Harry stood up with a rattle of chain.

"The charge is that the defendant cast spells on marketing companies involved in sending unwanted messages. I find that he was merely acting reasonably in response to unendurable harassment and can in consequence be discharged without a stain on his character."

He looked at Harry's file, contained in seven bulky manila folders.

"Well, without any further stain on his character. I award costs against the plaintiffs and decree that any such businessmen as appear in this court henceforth will feel the full weight of the law. Now, if only someone could find a way to deal with unsolicited owls."

"Judge Gibbet?"

"Yes, Miss Grainger?"

"Perhaps trained falcons could be placed on public buildings to monitor traffic? Or we could create standard spells to return with the owls to sender. Based on Mr. Potter's ideas."

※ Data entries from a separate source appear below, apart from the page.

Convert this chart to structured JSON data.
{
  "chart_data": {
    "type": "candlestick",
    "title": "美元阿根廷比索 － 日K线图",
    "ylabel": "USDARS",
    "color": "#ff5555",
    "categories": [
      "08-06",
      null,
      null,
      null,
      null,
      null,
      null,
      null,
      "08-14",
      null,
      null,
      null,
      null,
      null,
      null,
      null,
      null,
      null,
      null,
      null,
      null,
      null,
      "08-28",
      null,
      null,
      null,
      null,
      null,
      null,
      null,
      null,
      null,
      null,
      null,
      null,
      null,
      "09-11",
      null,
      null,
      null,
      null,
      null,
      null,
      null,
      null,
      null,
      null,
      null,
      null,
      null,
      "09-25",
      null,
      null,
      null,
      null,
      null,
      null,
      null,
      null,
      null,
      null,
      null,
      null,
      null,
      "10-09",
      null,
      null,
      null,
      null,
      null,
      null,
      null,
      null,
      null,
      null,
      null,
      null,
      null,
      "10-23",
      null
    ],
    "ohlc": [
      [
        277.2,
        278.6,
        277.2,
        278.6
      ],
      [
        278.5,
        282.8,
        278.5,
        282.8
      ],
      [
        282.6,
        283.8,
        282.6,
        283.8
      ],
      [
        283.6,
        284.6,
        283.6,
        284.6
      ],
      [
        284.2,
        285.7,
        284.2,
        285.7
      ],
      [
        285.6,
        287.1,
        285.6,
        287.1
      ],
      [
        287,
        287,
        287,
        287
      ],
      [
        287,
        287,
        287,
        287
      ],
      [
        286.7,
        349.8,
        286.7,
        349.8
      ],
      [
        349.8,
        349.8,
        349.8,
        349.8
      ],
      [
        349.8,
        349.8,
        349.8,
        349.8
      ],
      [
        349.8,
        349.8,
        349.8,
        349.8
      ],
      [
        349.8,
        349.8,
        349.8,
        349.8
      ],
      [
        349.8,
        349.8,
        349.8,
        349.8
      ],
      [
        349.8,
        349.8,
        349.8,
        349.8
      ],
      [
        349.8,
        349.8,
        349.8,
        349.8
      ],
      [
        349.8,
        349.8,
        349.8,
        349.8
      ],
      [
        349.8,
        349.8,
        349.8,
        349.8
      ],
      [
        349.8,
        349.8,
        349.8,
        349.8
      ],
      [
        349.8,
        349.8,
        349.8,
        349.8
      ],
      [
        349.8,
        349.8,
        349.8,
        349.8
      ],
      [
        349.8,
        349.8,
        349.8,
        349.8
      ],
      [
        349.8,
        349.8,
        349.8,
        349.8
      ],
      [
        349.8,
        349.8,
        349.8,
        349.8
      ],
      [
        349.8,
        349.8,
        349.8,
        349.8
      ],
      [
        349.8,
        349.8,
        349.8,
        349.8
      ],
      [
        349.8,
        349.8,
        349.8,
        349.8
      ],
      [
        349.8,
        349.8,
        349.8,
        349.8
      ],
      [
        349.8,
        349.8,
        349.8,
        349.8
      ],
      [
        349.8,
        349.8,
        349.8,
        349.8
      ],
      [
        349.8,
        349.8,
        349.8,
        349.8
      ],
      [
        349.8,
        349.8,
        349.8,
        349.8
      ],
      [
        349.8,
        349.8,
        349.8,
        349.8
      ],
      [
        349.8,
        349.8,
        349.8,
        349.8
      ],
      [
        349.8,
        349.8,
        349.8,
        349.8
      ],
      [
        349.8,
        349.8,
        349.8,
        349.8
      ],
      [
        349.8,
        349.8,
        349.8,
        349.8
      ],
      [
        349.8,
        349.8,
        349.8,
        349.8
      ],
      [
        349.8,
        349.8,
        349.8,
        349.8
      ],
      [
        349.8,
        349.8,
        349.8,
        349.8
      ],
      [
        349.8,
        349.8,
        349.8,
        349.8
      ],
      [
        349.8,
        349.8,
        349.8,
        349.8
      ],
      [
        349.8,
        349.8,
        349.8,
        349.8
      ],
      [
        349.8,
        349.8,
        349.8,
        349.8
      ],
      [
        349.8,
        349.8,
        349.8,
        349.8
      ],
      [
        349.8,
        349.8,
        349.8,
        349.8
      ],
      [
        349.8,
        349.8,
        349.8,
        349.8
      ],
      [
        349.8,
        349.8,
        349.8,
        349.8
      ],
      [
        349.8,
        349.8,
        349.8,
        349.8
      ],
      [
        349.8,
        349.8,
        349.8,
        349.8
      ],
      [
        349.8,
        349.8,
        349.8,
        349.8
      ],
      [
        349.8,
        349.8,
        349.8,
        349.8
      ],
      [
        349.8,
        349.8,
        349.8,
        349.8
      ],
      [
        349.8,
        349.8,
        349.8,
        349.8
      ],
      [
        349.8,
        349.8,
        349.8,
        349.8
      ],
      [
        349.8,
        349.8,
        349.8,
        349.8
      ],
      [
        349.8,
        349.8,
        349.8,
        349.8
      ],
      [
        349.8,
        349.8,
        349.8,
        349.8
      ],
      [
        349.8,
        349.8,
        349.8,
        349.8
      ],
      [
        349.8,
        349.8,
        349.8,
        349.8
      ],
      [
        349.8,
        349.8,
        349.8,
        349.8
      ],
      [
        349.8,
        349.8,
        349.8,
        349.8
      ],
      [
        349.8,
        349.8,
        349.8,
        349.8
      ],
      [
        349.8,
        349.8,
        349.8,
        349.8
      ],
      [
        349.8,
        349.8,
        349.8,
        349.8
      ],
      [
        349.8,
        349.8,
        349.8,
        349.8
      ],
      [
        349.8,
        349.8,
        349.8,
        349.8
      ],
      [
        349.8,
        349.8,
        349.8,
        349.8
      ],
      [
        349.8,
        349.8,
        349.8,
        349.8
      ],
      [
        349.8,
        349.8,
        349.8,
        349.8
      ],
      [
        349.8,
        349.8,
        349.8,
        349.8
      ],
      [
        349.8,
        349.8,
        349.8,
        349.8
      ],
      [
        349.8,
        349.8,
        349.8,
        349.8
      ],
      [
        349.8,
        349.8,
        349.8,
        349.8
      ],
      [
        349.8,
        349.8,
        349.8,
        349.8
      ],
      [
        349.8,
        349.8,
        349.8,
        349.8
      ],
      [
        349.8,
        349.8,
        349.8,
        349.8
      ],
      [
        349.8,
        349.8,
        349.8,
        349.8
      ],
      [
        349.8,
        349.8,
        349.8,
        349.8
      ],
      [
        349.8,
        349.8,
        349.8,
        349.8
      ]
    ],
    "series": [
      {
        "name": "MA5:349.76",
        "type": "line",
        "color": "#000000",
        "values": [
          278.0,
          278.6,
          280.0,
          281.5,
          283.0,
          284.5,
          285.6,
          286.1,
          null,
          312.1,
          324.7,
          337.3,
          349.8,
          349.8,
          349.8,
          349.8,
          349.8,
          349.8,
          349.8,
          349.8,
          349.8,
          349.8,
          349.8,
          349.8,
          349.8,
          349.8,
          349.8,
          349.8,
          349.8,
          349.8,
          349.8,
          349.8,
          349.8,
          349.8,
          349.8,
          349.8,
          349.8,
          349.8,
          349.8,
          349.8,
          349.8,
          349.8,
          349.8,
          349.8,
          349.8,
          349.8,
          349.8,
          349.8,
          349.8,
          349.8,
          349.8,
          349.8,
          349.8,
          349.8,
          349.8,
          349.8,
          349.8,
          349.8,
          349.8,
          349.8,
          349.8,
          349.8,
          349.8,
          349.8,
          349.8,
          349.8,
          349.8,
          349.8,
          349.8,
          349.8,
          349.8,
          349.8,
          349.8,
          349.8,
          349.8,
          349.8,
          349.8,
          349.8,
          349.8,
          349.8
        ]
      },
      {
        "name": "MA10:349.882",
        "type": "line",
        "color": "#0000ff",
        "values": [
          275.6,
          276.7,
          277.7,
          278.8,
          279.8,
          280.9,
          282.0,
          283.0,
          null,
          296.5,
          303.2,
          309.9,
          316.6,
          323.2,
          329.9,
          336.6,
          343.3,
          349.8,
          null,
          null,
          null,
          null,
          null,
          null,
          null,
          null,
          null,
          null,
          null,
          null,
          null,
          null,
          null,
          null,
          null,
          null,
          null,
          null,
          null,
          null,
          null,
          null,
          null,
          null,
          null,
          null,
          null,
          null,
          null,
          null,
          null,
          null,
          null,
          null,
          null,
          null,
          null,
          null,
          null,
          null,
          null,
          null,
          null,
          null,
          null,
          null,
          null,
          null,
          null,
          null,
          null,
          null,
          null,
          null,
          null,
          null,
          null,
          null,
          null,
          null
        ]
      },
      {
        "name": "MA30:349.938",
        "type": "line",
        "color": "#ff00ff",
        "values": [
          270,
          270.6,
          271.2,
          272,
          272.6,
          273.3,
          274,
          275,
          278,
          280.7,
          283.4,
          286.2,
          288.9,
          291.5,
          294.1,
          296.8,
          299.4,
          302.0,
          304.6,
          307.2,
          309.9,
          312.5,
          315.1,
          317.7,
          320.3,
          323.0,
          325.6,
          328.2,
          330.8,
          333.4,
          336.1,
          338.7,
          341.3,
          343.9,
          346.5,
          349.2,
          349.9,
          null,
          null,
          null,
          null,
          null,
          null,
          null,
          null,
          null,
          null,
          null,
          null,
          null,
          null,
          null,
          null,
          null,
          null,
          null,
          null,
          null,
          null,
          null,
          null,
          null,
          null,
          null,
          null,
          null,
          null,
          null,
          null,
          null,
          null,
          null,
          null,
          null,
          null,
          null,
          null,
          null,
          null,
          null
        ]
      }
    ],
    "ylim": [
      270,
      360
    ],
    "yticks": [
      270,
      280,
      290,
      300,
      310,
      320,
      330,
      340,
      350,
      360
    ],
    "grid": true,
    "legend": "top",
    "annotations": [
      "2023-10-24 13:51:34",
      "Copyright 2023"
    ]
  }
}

"Excellent ideas, Miss Grainger. Would you consider becoming a senior counsel? We should meet for lunch tomorrow. Hell, make it dinner tonight. The Lord Chancellor can wait."

She walked over to Harry, who was watching the two guards piling the chains he had been wearing into a wheelbarrow before wobbling off uncertainly.

"Well done, Hermione."
"Thanks Harry, but you took a frightful risk. You have to realize that you cannot just lash out because someone offends you. Let me take you to dinner anyway. Eight o'clock?"
"That would be fine."
"Congratulations on a spectacular win to your first case. They were, I take it, your own owls?"
Blackstaff was the soul of geniality.

"I had to borrow the big ones. Your colleagues seem to be taking it badly."

"Yes, they take the right to send junk mail to the long suffering public very seriously. They will cheer up when they realize that there are several layers of appeal remaining to enrich them. You too should prosper, with Mr. Potter to keep out of prison."
"You may be right there. He just said he was off to check his email, but he said it in a very dark way."